宿泊施設の固定資産税、評価基準見直しへ


 政府は12月16日、2011年度税制改正大綱を閣議決定した。旅館団体などが要望活動を展開し、国土交通省(観光庁)が厚生労働省と共同で要望した旅館・ホテルの建物にかかる固定資産の評価基準の見直しは、「検討事項」として盛り込まれた。大綱に明記されたことで、実態調査などを経た検討の結果次第で、2012年度以降に評価基準が見直され、固定資産税の減税につながる可能性が出てきた。

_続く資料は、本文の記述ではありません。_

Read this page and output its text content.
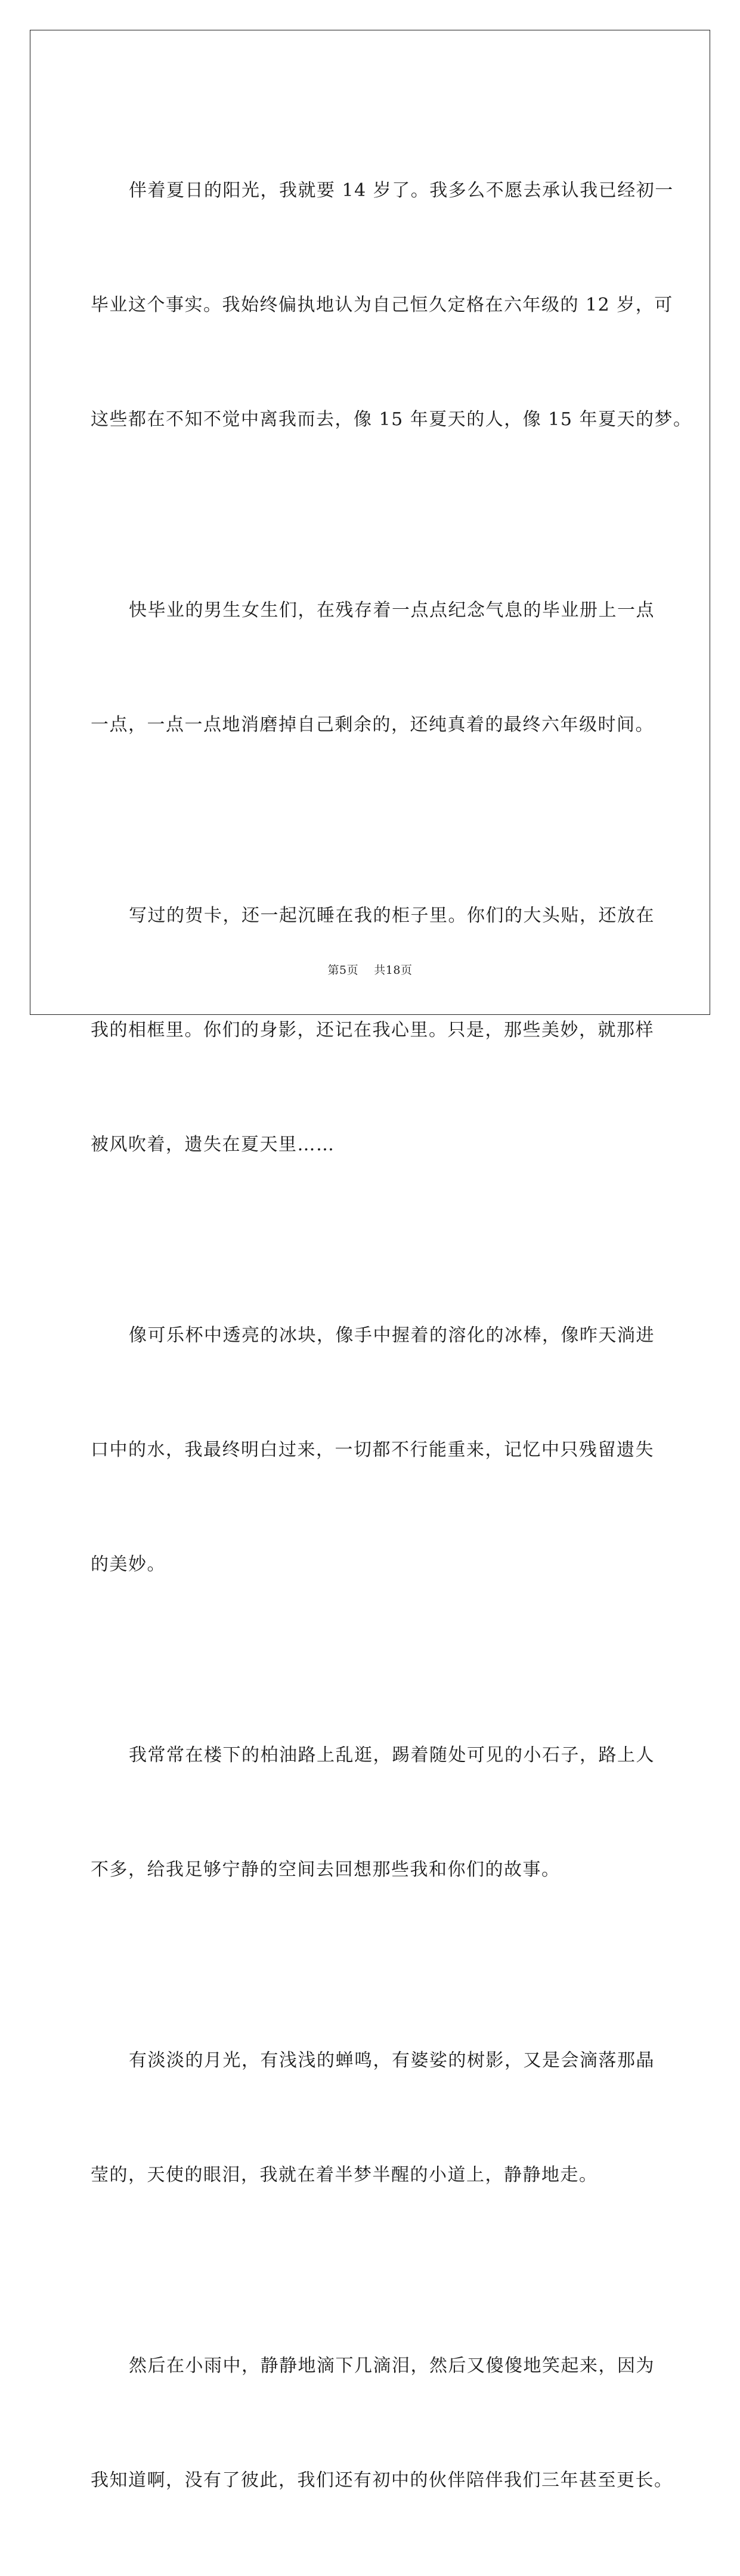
伴着夏日的阳光，我就要 14 岁了。我多么不愿去承认我已经初一

毕业这个事实。我始终偏执地认为自己恒久定格在六年级的 12 岁，可

这些都在不知不觉中离我而去，像 15 年夏天的人，像 15 年夏天的梦。

快毕业的男生女生们，在残存着一点点纪念气息的毕业册上一点

一点，一点一点地消磨掉自己剩余的，还纯真着的最终六年级时间。

写过的贺卡，还一起沉睡在我的柜子里。你们的大头贴，还放在

我的相框里。你们的身影，还记在我心里。只是，那些美妙，就那样

被风吹着，遗失在夏天里……

像可乐杯中透亮的冰块，像手中握着的溶化的冰棒，像昨天淌进

口中的水，我最终明白过来，一切都不行能重来，记忆中只残留遗失

的美妙。

我常常在楼下的柏油路上乱逛，踢着随处可见的小石子，路上人

不多，给我足够宁静的空间去回想那些我和你们的故事。

有淡淡的月光，有浅浅的蝉鸣，有婆娑的树影，又是会滴落那晶

莹的，天使的眼泪，我就在着半梦半醒的小道上，静静地走。

然后在小雨中，静静地滴下几滴泪，然后又傻傻地笑起来，因为

我知道啊，没有了彼此，我们还有初中的伙伴陪伴我们三年甚至更长。

第5页 共18页
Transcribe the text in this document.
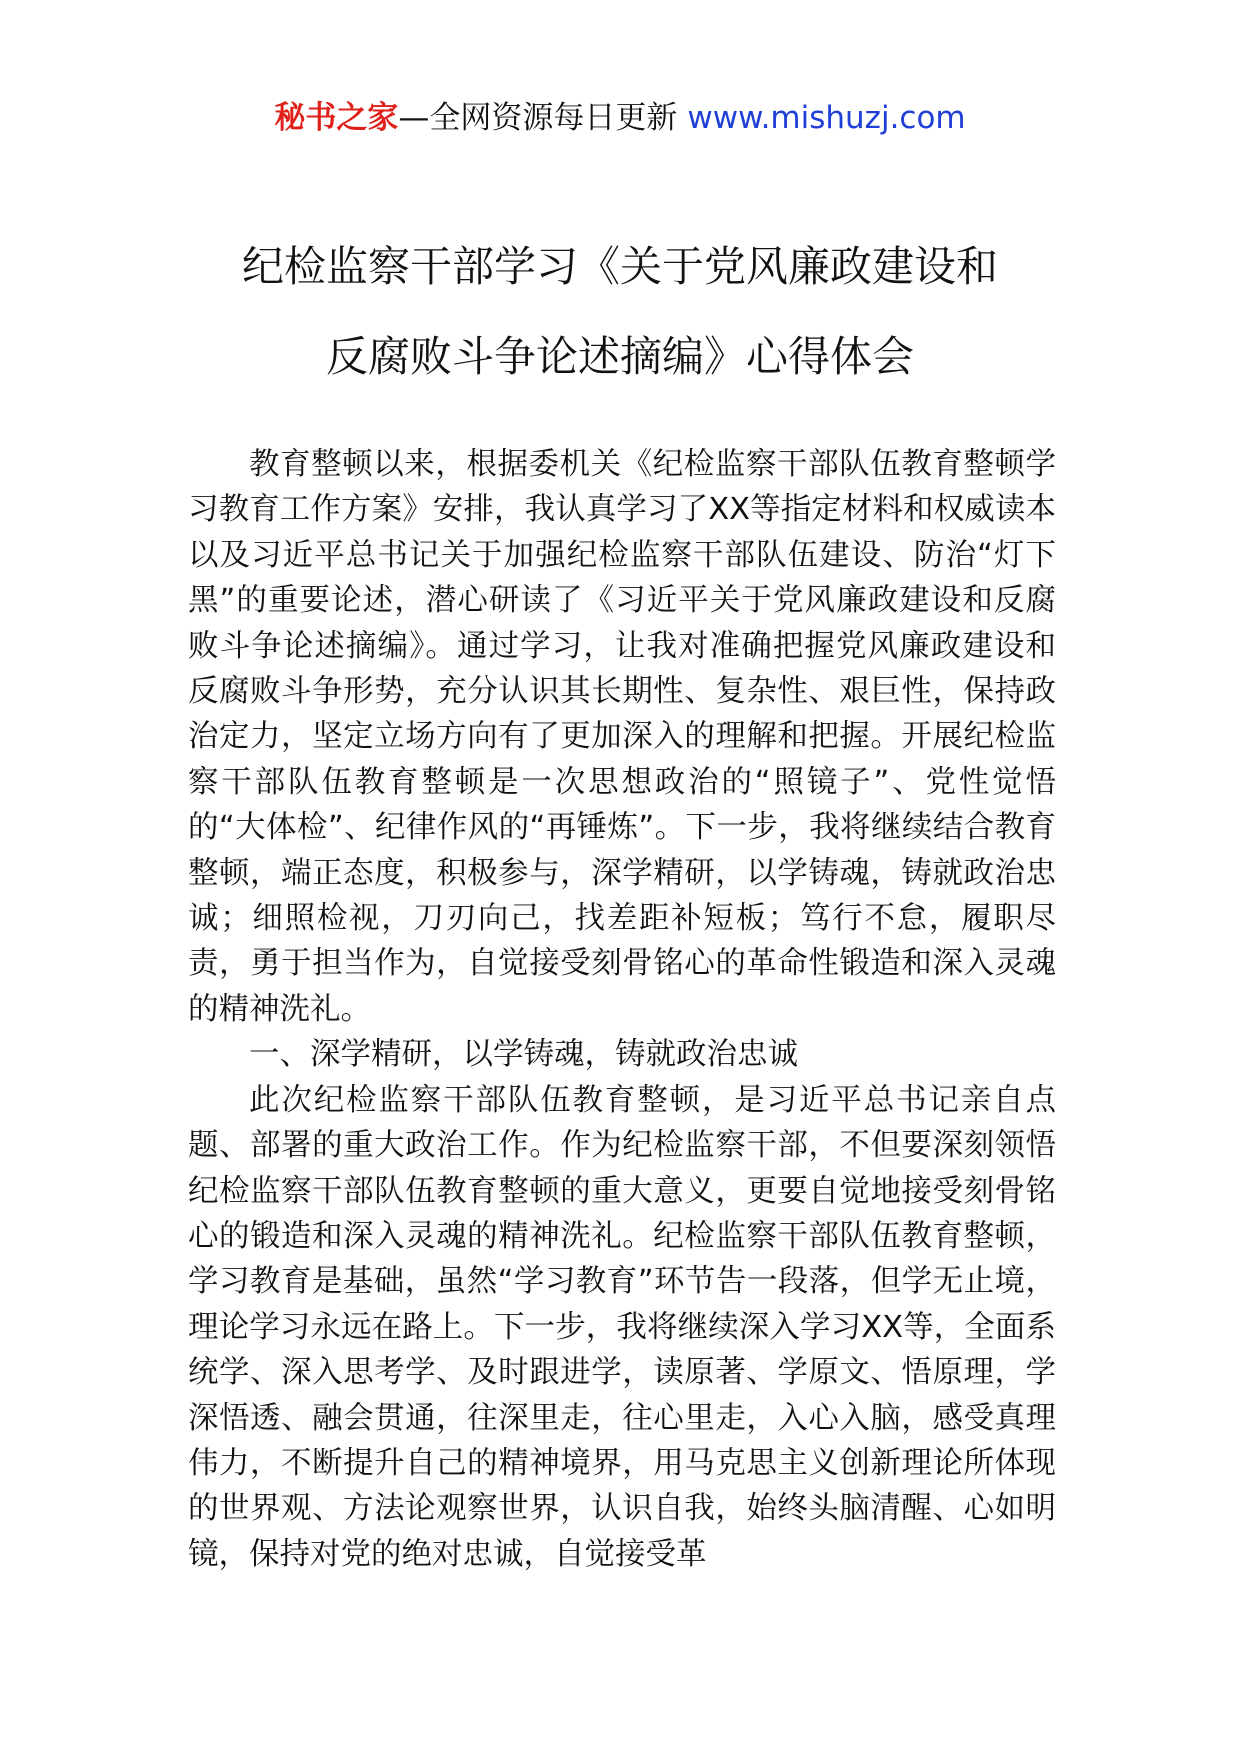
秘书之家—全网资源每日更新 www.mishuzj.com
纪检监察干部学习《关于党风廉政建设和
反腐败斗争论述摘编》心得体会

教育整顿以来，根据委机关《纪检监察干部队伍教育整顿学习教育工作方案》安排，我认真学习了XX等指定材料和权威读本以及习近平总书记关于加强纪检监察干部队伍建设、防治“灯下黑”的重要论述，潜心研读了《习近平关于党风廉政建设和反腐败斗争论述摘编》。通过学习，让我对准确把握党风廉政建设和反腐败斗争形势，充分认识其长期性、复杂性、艰巨性，保持政治定力，坚定立场方向有了更加深入的理解和把握。开展纪检监察干部队伍教育整顿是一次思想政治的“照镜子”、党性觉悟的“大体检”、纪律作风的“再锤炼”。下一步，我将继续结合教育整顿，端正态度，积极参与，深学精研，以学铸魂，铸就政治忠诚；细照检视，刀刃向己，找差距补短板；笃行不怠，履职尽责，勇于担当作为，自觉接受刻骨铭心的革命性锻造和深入灵魂的精神洗礼。

一、深学精研，以学铸魂，铸就政治忠诚

此次纪检监察干部队伍教育整顿，是习近平总书记亲自点题、部署的重大政治工作。作为纪检监察干部，不但要深刻领悟纪检监察干部队伍教育整顿的重大意义，更要自觉地接受刻骨铭心的锻造和深入灵魂的精神洗礼。纪检监察干部队伍教育整顿，学习教育是基础，虽然“学习教育”环节告一段落，但学无止境，理论学习永远在路上。下一步，我将继续深入学习XX等，全面系统学、深入思考学、及时跟进学，读原著、学原文、悟原理，学深悟透、融会贯通，往深里走，往心里走，入心入脑，感受真理伟力，不断提升自己的精神境界，用马克思主义创新理论所体现的世界观、方法论观察世界，认识自我，始终头脑清醒、心如明镜，保持对党的绝对忠诚，自觉接受革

 全国旅館ホテル生活衛生同業組合連合会、国際観光旅館連盟、日本観光旅館連盟などが展開した要望活動が実った。日観連の近兼孝休会長は「旅館業界の長年の懸案だったが、旅館3団体が一丸で取り組み、大きく前進した」と来年度からの検討に期待した。

 税制改正大綱には、旅館・ホテルが「観光立国の観点から重要な役割を果たす」と位置づけられ、建物(家屋)にかかる固定資産評価について、「当該家屋の使用実態等を把握し、家屋類型間の減価状況のバランスを考慮するための実態調査等を行うなど、できるだけ速やかに検討を行う」と明記された。

 建物にかかる固定資産税は市町村税だが、総務相が告示する評価基準に基づいて算出される。税制改正大綱の記述は、評価基準の見直し作業を早期に進めることを意味する。記述にある「家屋類型間の減価状況のバランスを考慮」とは、旅館・ホテルの建物の使用実態を把握するだけでなく、他の用途の建物の減価の状況も調査して検討する方針を示したものとみられる。

 旅館3団体は、評価基準の見直しに向けて「旅館業は建物自体が商品である装置産業のため、建物の改装、改築が頻繁に行われ、大変な経費を要する。建物の固定資産税は原則、再調達価格を算出根拠としており、何年経過してもその評価額は下がることなく、税負担が重くのしかかっている」と指摘し、要望活望を強化していた。